The disappearance of the remaining five rhino species would sever an entire evolutionary lineage, the Rhinocerotidae family that arose about 40 million years ago, from the tree of life.

"They are the last remnants of what was a hugely diverse and amazing family found all across the world in the not too distant past," Brodie said of Rhinocerotidaewhich counts more than 40 extinct species.

But conservationists warn that it is not just wholesale extinctions that we should be worried about, but also disappearing populations — what Brodie and his co-authors call "biotic annihilation." Only one in every 10 dramatic declines in populations results in extinctions, but those losses have repercussions for ecosystems which experience them.

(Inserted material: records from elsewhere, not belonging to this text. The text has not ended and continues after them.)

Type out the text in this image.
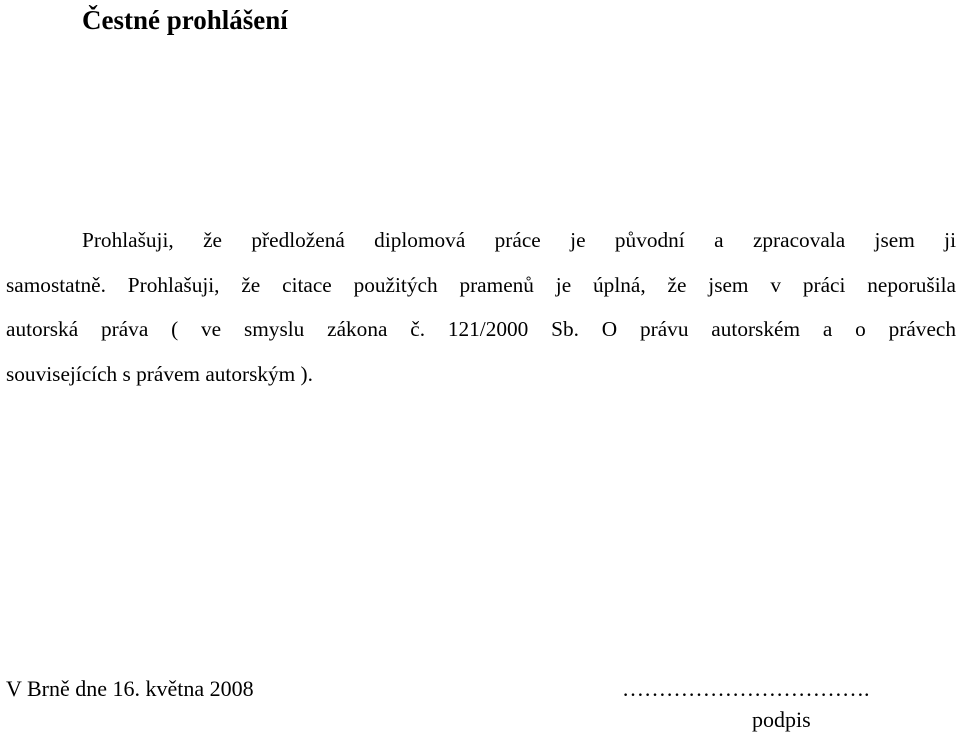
Čestné prohlášení

Prohlašuji, že předložená diplomová práce je původní a zpracovala jsem ji
samostatně. Prohlašuji, že citace použitých pramenů je úplná, že jsem v práci neporušila
autorská práva ( ve smyslu zákona č. 121/2000 Sb. O právu autorském a o právech
souvisejících s právem autorským ).

V Brně dne 16. května 2008	…………………………….
podpis
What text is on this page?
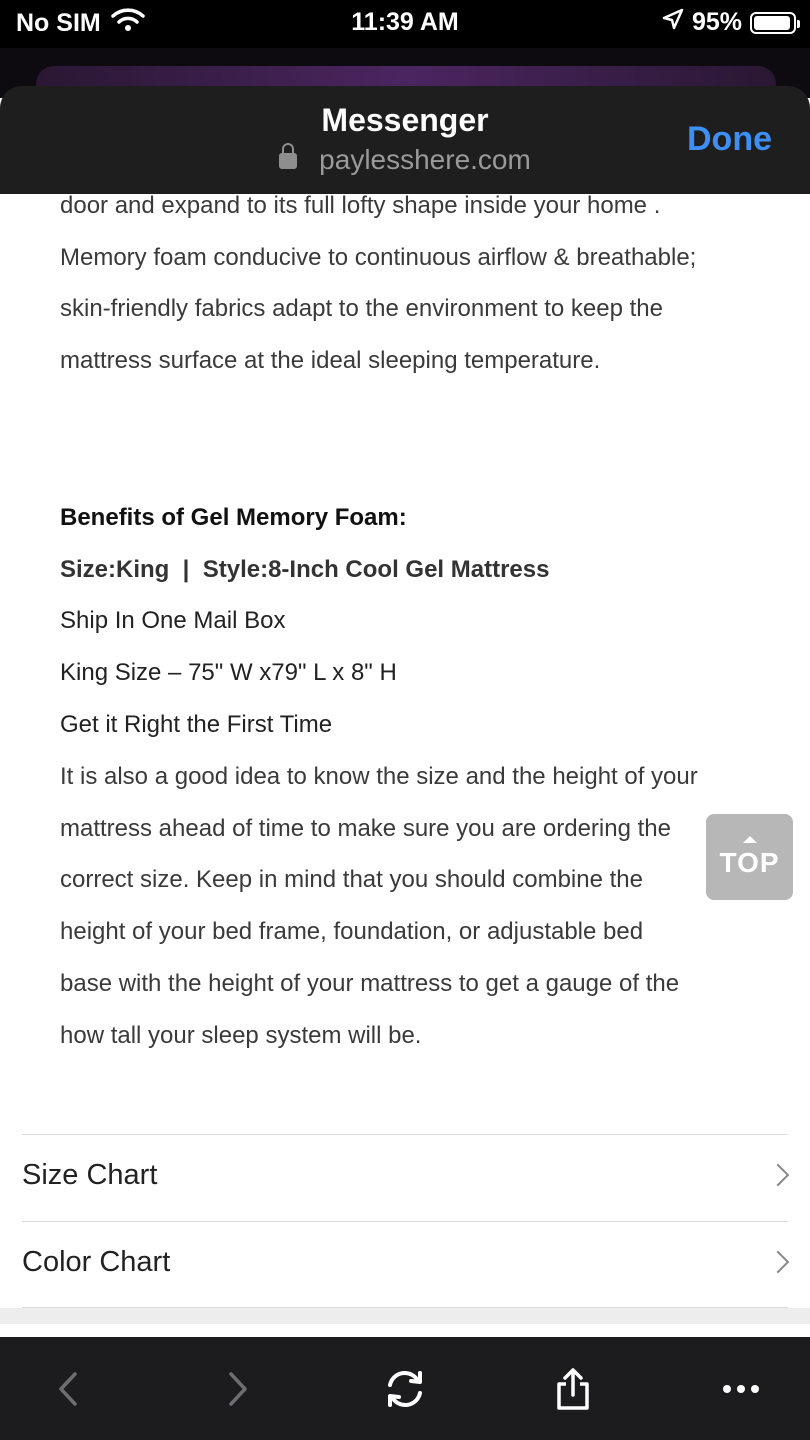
No SIM	11:39 AM	95%
Messenger
paylesshere.com
Done
door and expand to its full lofty shape inside your home .
Memory foam conducive to continuous airflow & breathable;
skin-friendly fabrics adapt to the environment to keep the
mattress surface at the ideal sleeping temperature.
Benefits of Gel Memory Foam:
Size:King  |  Style:8-Inch Cool Gel Mattress
Ship In One Mail Box
King Size – 75" W x79" L x 8" H
Get it Right the First Time
It is also a good idea to know the size and the height of your
mattress ahead of time to make sure you are ordering the
correct size. Keep in mind that you should combine the
height of your bed frame, foundation, or adjustable bed
base with the height of your mattress to get a gauge of the
how tall your sleep system will be.
TOP
Size Chart
Color Chart
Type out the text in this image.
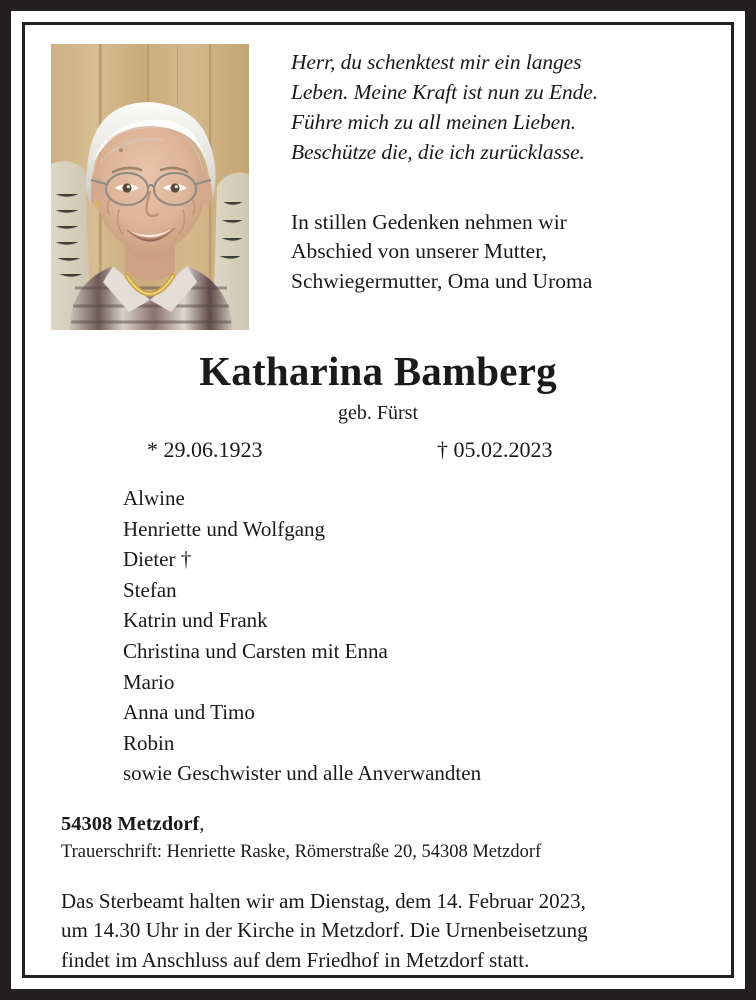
Herr, du schenktest mir ein langes
Leben. Meine Kraft ist nun zu Ende.
Führe mich zu all meinen Lieben.
Beschütze die, die ich zurücklasse.
In stillen Gedenken nehmen wir
Abschied von unserer Mutter,
Schwiegermutter, Oma und Uroma
Katharina Bamberg
geb. Fürst
* 29.06.1923	† 05.02.2023
Alwine
Henriette und Wolfgang
Dieter †
Stefan
Katrin und Frank
Christina und Carsten mit Enna
Mario
Anna und Timo
Robin
sowie Geschwister und alle Anverwandten
54308 Metzdorf,
Trauerschrift: Henriette Raske, Römerstraße 20, 54308 Metzdorf
Das Sterbeamt halten wir am Dienstag, dem 14. Februar 2023,
um 14.30 Uhr in der Kirche in Metzdorf. Die Urnenbeisetzung
findet im Anschluss auf dem Friedhof in Metzdorf statt.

"Species extinction is an endpoint, and it's a really, really, bad endpoint. Before that happens, species will start to go extinct in individual countries first," Brodie said. "The focus on population decline is really important because it's in some ways a better illustrator of the magnitude of the extinction crisis."

Their research maps out the relationship between species richness and functional and phylogenetic loss for individual countries to aid national-level policymaking.

The work shows that habitat destruction results in more functional diversity loss in Indonesia, Argentina and Venezuela. "This suggests that instead of focusing on harvest management and human diets, conservation actions in these areas might be better directed toward protected areas and land use policy to best conserve this component of biodiversity," the researchers write.

The study also found that climate change is emerging as a major driver of biodiversity loss. What remains to be seen is how these relationships pan out for other animal groups, like reptiles, amphibians and birds.